Brazzaville:Child malnutrition rates go above emergency threshold

Date: 
Tuesday, 18 July 2017

Brazzaville | UNIC Brazzaville

According to a recent study on food security in Pool and the neighbouring region of Bouenza, the global acute malnutrition rate among displaced children aged five or younger is 17.3%.

UN agencies in the Republic of the Congo have launched an emergency appeal of US$20,657,345. These funds are urgently needed to provide humanitarian assistance to displaced persons in the region of Pool over the next six months.

In less than a year, the number of displaced persons in this region of the Republic of the Congo has increased six-fold, from 12,986 persons in June 2016 to 81,000 in May 2017.

Funds from the appeal would also provide the essential food aid needed to reduce the elevated infant mortality risk that now exists in the region. According to a recent study on food security in Pool and the neighbouring region of Bouenza, the global acute malnutrition rate among displaced children aged five or younger is 17.3%, which is above the emergency threshold of 15% established by the World Health Organization (WHO).

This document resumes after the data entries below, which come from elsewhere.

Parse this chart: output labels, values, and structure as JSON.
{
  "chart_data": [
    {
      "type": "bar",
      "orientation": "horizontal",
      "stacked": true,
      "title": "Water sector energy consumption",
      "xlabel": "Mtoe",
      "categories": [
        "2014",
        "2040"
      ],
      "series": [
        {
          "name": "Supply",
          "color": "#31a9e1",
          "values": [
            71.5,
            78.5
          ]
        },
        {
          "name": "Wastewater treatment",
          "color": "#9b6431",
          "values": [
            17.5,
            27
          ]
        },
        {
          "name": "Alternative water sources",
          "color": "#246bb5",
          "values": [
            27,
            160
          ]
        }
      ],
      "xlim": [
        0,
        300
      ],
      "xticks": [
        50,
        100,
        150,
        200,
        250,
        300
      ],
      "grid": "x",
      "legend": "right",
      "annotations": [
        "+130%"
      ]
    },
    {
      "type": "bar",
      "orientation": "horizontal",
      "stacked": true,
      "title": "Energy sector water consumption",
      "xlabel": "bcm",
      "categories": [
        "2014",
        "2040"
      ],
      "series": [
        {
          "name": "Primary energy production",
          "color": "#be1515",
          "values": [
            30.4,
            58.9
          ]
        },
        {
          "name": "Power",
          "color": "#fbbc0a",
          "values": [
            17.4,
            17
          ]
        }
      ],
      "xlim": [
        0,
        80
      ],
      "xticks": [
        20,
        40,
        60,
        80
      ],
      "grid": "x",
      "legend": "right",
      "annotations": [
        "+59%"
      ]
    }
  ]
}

The results of the study also show that 51.3% of displaced households managed by men experience food insecurity, compared to 54.4% of households managed by women. Displaced families have to deal with difficulty accessing food and all basic needs.  Published on 23 June 2017, the study was conducted by the Ministry of Social Affairs, the Ministry of Solidarity and Humanitarian Action, and the United Nations, with the support of the WHO.

For displaced persons in the region of Bouenza who have not received consistent humanitarian assistance, the malnutrition rate has reached 20.4%. This number is significantly higher than the malnutrition rate of 12.8% for displaced children in the region of Pool who have benefitted from some humanitarian assistance.

The UN is concerned that the food and nutritional situation is even worse in zones that are not accessible to humanitarian workers and which have not been evaluated.

Meanwhile, the number of displaced persons continues to grow, while living conditions deteriorate even further.